B3 abre com 2h30 de atraso após falha operacional; entenda o que aconteceu
A manhã desta sexta-feira (31) começou com o mercado brasileiro praticamente no modo de espera. As negociações de ações, fundos imobiliários, BDRs, contratos futuros e outros ativos da B3 foram abertas apenas por volta das 12h30, duas horas e meia depois do horário normal do pregão regular.
A exceção ficou com os contratos de dólar padrão, que começaram a ser negociados às 9h35. Segundo a operadora da Bolsa, o atraso foi provocado por uma intercorrência em um componente tecnológico do ambiente de pós-negociação, responsável por processar as informações depois que uma ordem de compra ou venda é fechada.
A B3 afirmou que decidiu adiar a abertura como medida preventiva, em alinhamento com participantes do mercado. O objetivo era preservar a integridade das informações, a segurança dos processos e o funcionamento adequado da infraestrutura de negociação e liquidação.
Enquanto episódios como o desta sexta-feira mostram a importância da infraestrutura do mercado financeiro, acompanhar esses movimentos também ajuda o investidor a entender como eles podem afetar seus investimentos. Quer receber notícias de mercado e da Bolsa em tempo real? Entre na comunidade gratuita do Status Invest no WhatsApp e acompanhe as principais atualizações. https://bit.ly/status-invest-noticias
O que falhou na B3?
O problema ocorreu no envio de arquivos e na abertura da Câmara B3, também chamada de clearing. Essa estrutura entra em ação após as negociações e verifica quanto cada participante precisa pagar, receber ou entregar.

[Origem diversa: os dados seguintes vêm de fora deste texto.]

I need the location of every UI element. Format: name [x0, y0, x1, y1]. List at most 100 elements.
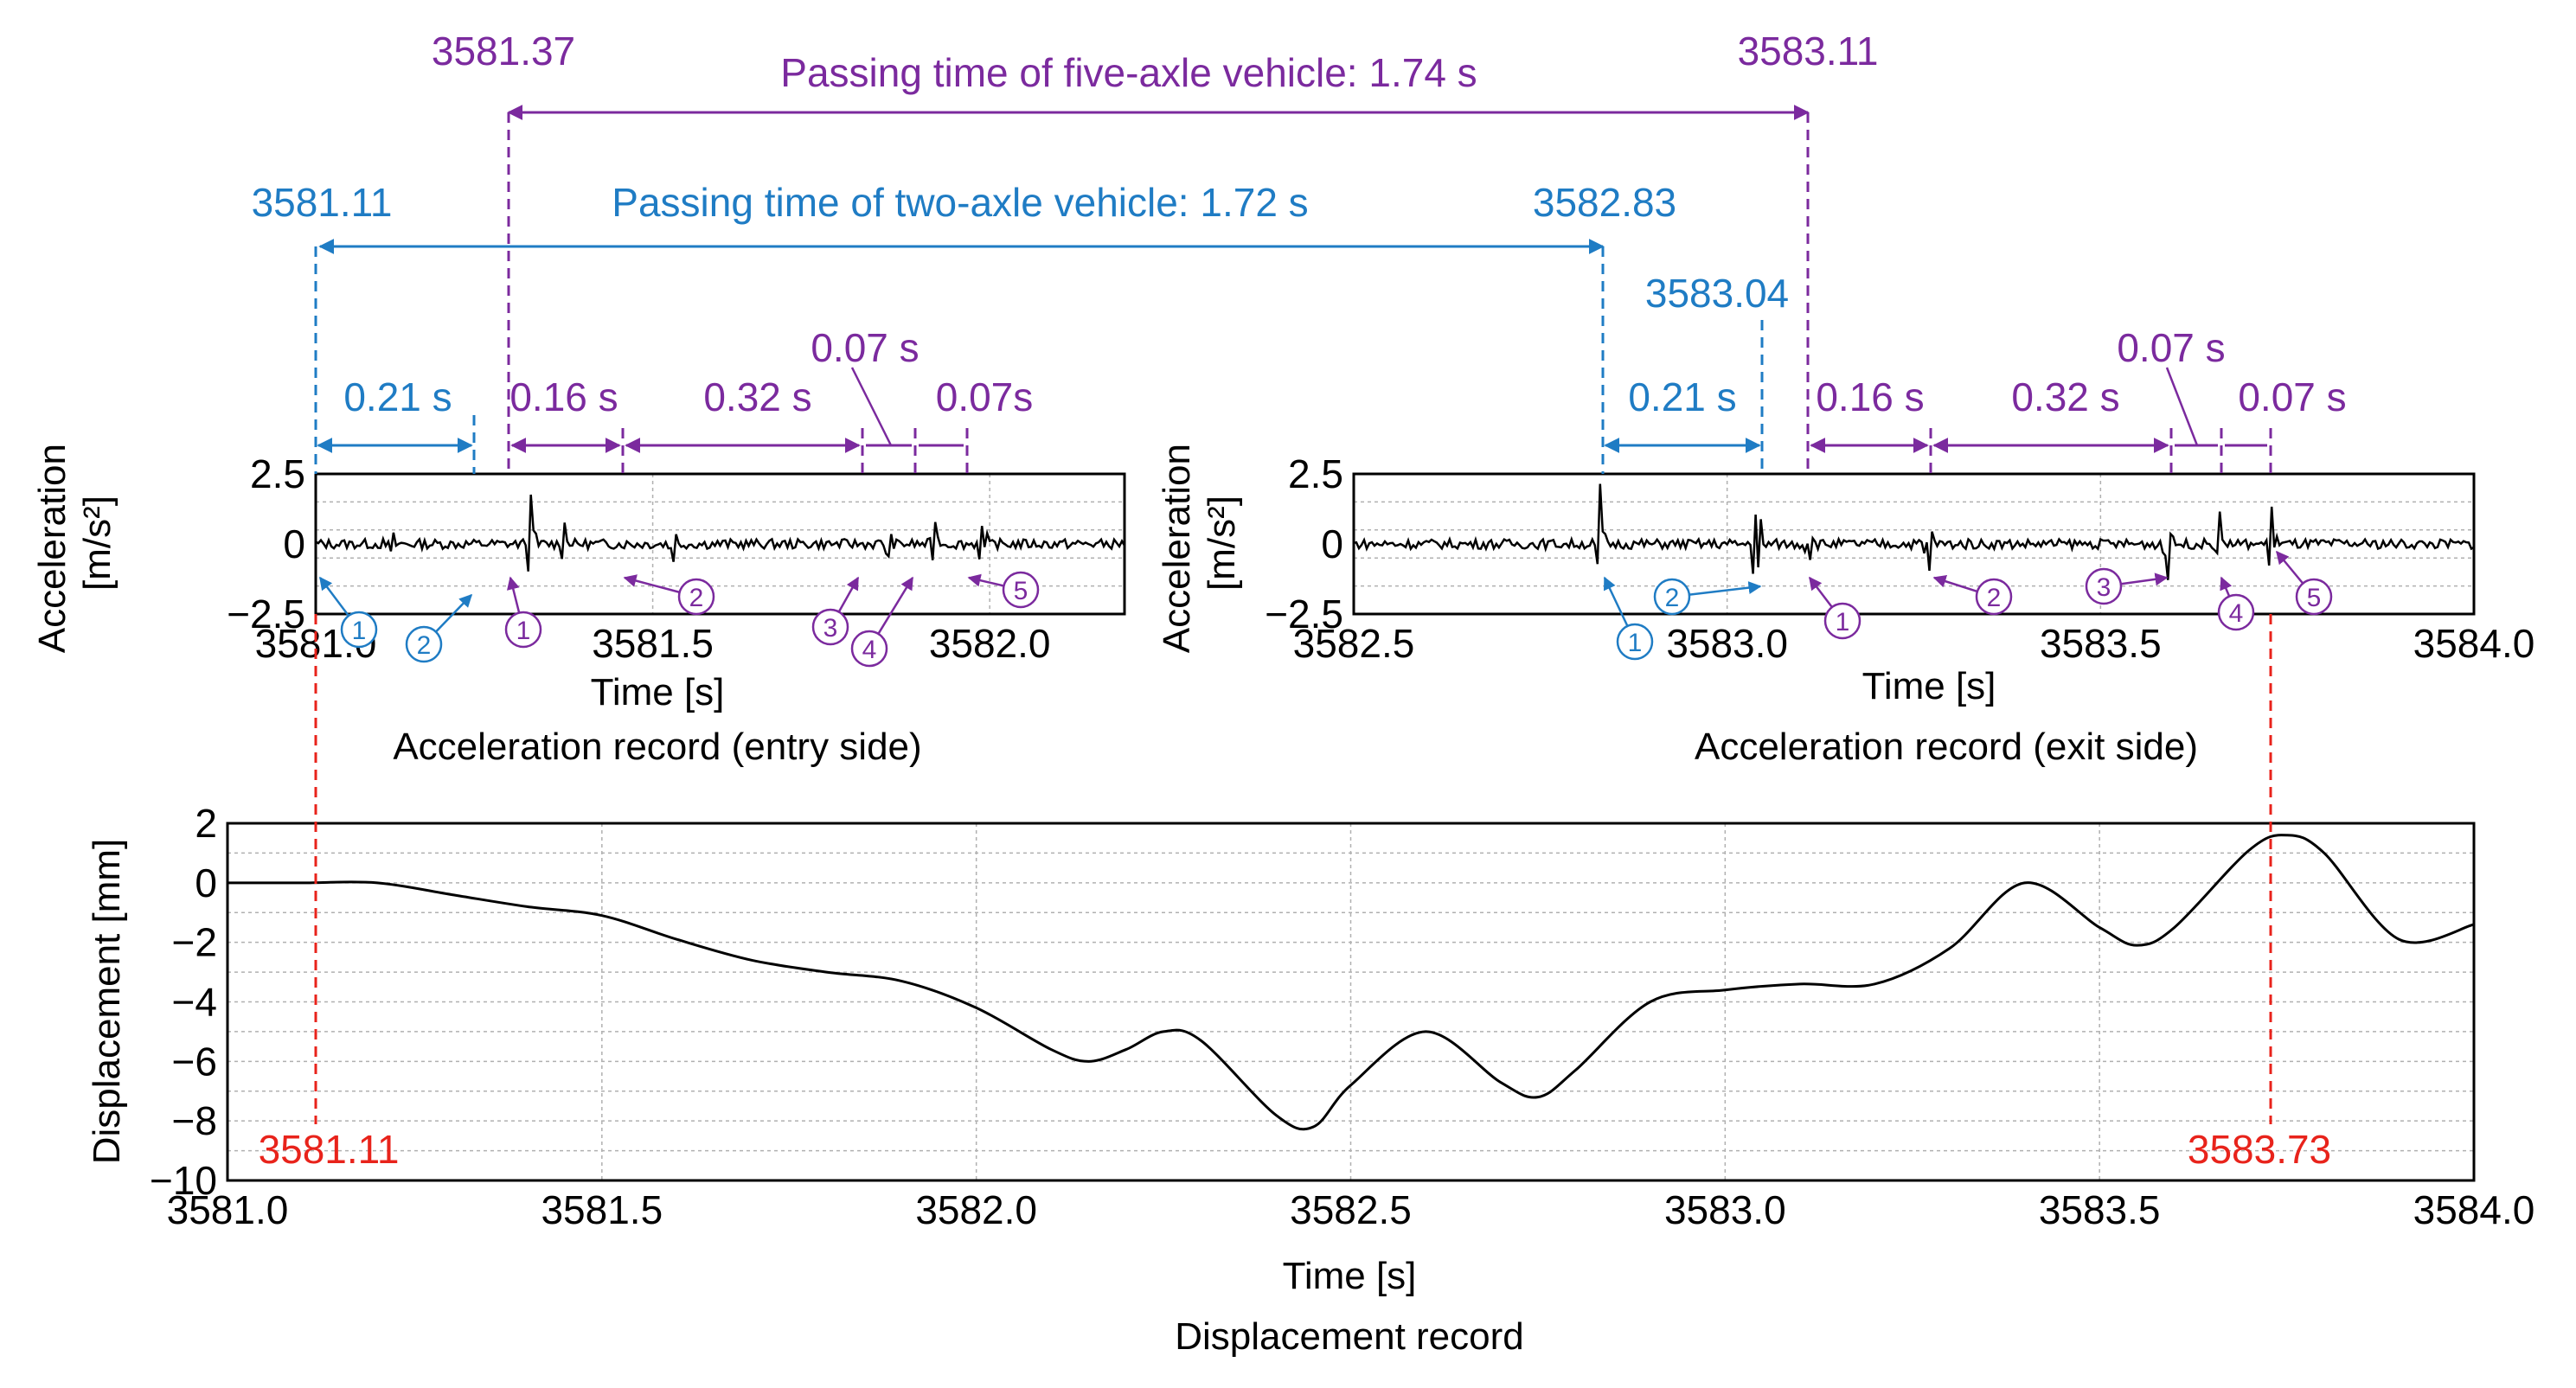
axle-marker: 1 [504, 576, 542, 649]
axle-marker: 2 [405, 593, 473, 663]
x-tick-label: 3584.0 [2413, 621, 2535, 666]
marker-circle [340, 611, 378, 649]
axle-marker: 3 [811, 576, 860, 646]
marker-label: 1 [1836, 608, 1850, 636]
marker-circle [405, 625, 443, 663]
exit-x-label: Time [s] [1862, 665, 1996, 707]
marker-circle [850, 630, 888, 668]
exit-gap-p3-leader [2165, 367, 2199, 446]
two-axle-end-label: 3582.83 [1533, 180, 1676, 225]
axle-marker: 5 [967, 571, 1040, 609]
marker-label: 2 [689, 584, 704, 612]
axle-marker: 1 [1809, 576, 1862, 640]
exit-gap-p1: 0.16 s [1816, 374, 1924, 419]
x-tick-label: 3584.0 [2413, 1187, 2535, 1232]
entry-gap-p3-leader [850, 367, 893, 446]
entry-y-label-line1: Acceleration [31, 444, 74, 653]
marker-circle [504, 611, 542, 649]
disp-y-ticks: 2 0 −2 −4 −6 −8 −10 [150, 801, 217, 1203]
entry-grid [316, 474, 1125, 614]
y-tick-label: −6 [172, 1039, 217, 1084]
marker-circle [1823, 602, 1862, 640]
marker-circle [1653, 578, 1691, 616]
x-tick-label: 3582.5 [1290, 1187, 1412, 1232]
acceleration-line [1353, 483, 2475, 580]
two-axle-start-label: 3581.11 [252, 180, 393, 225]
exit-series [1353, 483, 2475, 580]
y-tick-label: −4 [172, 980, 217, 1025]
exit-y-label-line2: [m/s²] [1201, 496, 1243, 591]
annotations: 3581.37 3583.11 Passing time of five-axl… [252, 29, 2347, 1172]
y-tick-label: 2 [195, 801, 217, 846]
entry-y-label: Acceleration [m/s²] [31, 433, 119, 653]
marker-circle [677, 578, 715, 616]
entry-gap-p3: 0.07 s [811, 325, 919, 370]
marker-circle [2085, 567, 2123, 605]
exit-y-label: Acceleration [m/s²] [1156, 433, 1243, 653]
marker-circle [1002, 571, 1040, 609]
marker-label: 1 [352, 617, 367, 645]
marker-label: 1 [516, 617, 531, 645]
y-tick-label: −2.5 [227, 592, 305, 636]
marker-label: 4 [862, 636, 877, 664]
entry-title: Acceleration record (entry side) [393, 726, 921, 768]
y-tick-label: −10 [150, 1158, 217, 1203]
entry-gap-p1: 0.16 s [509, 374, 618, 419]
marker-label: 3 [823, 614, 838, 643]
marker-label: 2 [1665, 584, 1680, 612]
x-tick-label: 3581.5 [592, 621, 714, 666]
exit-x-ticks: 3582.5 3583.0 3583.5 3584.0 [1293, 621, 2535, 666]
x-tick-label: 3583.5 [2040, 621, 2162, 666]
y-tick-label: 0 [283, 521, 305, 566]
y-tick-label: 0 [195, 860, 217, 905]
x-tick-label: 3581.0 [167, 1187, 289, 1232]
marker-label: 5 [1014, 577, 1028, 605]
entry-series [315, 494, 1126, 572]
exit-title: Acceleration record (exit side) [1695, 726, 2198, 768]
x-tick-label: 3583.0 [1664, 1187, 1786, 1232]
marker-label: 3 [2097, 573, 2111, 602]
disp-x-label: Time [s] [1283, 1255, 1417, 1297]
y-tick-label: −2 [172, 920, 217, 965]
axle-marker: 2 [1932, 574, 2013, 616]
disp-title: Displacement record [1175, 1315, 1524, 1358]
axle-marker: 2 [623, 574, 715, 616]
exit-y-label-line1: Acceleration [1156, 444, 1198, 653]
exit-gap-p4: 0.07 s [2238, 374, 2346, 419]
x-tick-label: 3581.5 [541, 1187, 663, 1232]
entry-acceleration-chart: 3581.0 3581.5 3582.0 2.50−2.5 Time [s] Acc… [31, 433, 1126, 768]
exit-gap-p3: 0.07 s [2117, 325, 2225, 370]
y-tick-label: 0 [1321, 521, 1343, 566]
entry-gap-blue: 0.21 s [343, 374, 452, 419]
marker-label: 2 [1987, 584, 2002, 612]
entry-y-label-line2: [m/s²] [76, 496, 119, 591]
axle-marker: 2 [1653, 578, 1762, 616]
disp-grid [227, 823, 2474, 1180]
entry-gap-p4: 0.07s [936, 374, 1034, 419]
axle-marker: 4 [2217, 576, 2255, 631]
marker-circle [811, 608, 849, 646]
entry-y-ticks: 2.5 0 −2.5 [227, 451, 305, 636]
disp-end-label: 3583.73 [2188, 1127, 2331, 1172]
y-tick-label: −2.5 [1265, 592, 1343, 636]
axle-marker: 1 [319, 576, 378, 649]
disp-series [227, 834, 2475, 1131]
marker-label: 1 [1628, 629, 1643, 657]
marker-label: 2 [417, 631, 432, 660]
marker-circle [1975, 578, 2013, 616]
x-tick-label: 3582.5 [1293, 621, 1415, 666]
marker-label: 5 [2307, 584, 2322, 612]
axle-marker: 1 [1603, 576, 1654, 661]
acceleration-line [315, 494, 1126, 572]
axle-marker: 3 [2085, 567, 2169, 605]
y-tick-label: −8 [172, 1098, 217, 1143]
five-axle-start-label: 3581.37 [432, 29, 575, 74]
x-tick-label: 3583.5 [2039, 1187, 2161, 1232]
x-tick-label: 3582.0 [929, 621, 1051, 666]
axle-marker: 4 [850, 576, 914, 668]
x-tick-label: 3582.0 [915, 1187, 1037, 1232]
displacement-chart: 3581.0 3581.5 3582.0 3582.5 3583.0 3583.5 3584… [86, 801, 2534, 1358]
marker-circle [2217, 593, 2255, 631]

Na prática, a clearing organiza e garante a liquidação das operações. É ela que confirma, por exemplo, que quem comprou uma ação receberá o ativo e que o vendedor terá acesso ao dinheiro correspondente.
Como parte dos arquivos necessários não havia sido disponibilizada corretamente, a B3 manteve os ativos em leilão de pré-abertura até que o ambiente de pós-negociação estivesse preparado. A decisão evitou que o pregão começasse com informações incompletas ou com risco de falhas no processamento posterior.
O atraso ocorreu porque a negociação e a pós-negociação são etapas conectadas. Mesmo que as ordens sejam executadas normalmente na tela da corretora, elas precisam ser registradas, compensadas e liquidadas pela infraestrutura da Bolsa.
Como foi a retomada das negociações?
A normalização aconteceu de forma gradual. Os contratos de dólar padrão, identificados pelos códigos DOL, DR1, FRP0 e FRP1, foram liberados às 9h35.
Já os contratos de mini índice (WIN) e mini dólar (WDO), além dos demais ativos e contratos listados, começaram a operar às 12h30. Antes disso, os papéis permaneceram em leilão para que ordens de compra e venda fossem reunidas e o mercado encontrasse preços de abertura de forma organizada.
A Câmara B3 e o Banco de Títulos, conhecido pela sigla BTB e usado em operações de empréstimo de ativos, tiveram abertura prevista para as 14h.
Em comunicado publicado após a retomada, a B3 confirmou que todos os ativos voltaram a ser negociados às 12h30 e informou que manteve comunicação contínua com reguladores, clientes e participantes ao longo do processo.
Em dias normais, a negociação contínua de ações no mercado à vista começa às 10h. Nesta sexta-feira, portanto, a abertura ocorreu cerca de duas horas e meia depois do horário regular.
Para o investidor, o atraso significou menos tempo disponível para negociar durante o pregão e maior concentração de ordens na abertura. A B3 informou, porém, que a paralisação foi preventiva e que a retomada ocorreu de forma segura e ordenada, após a disponibilização dos arquivos necessários ao mercado.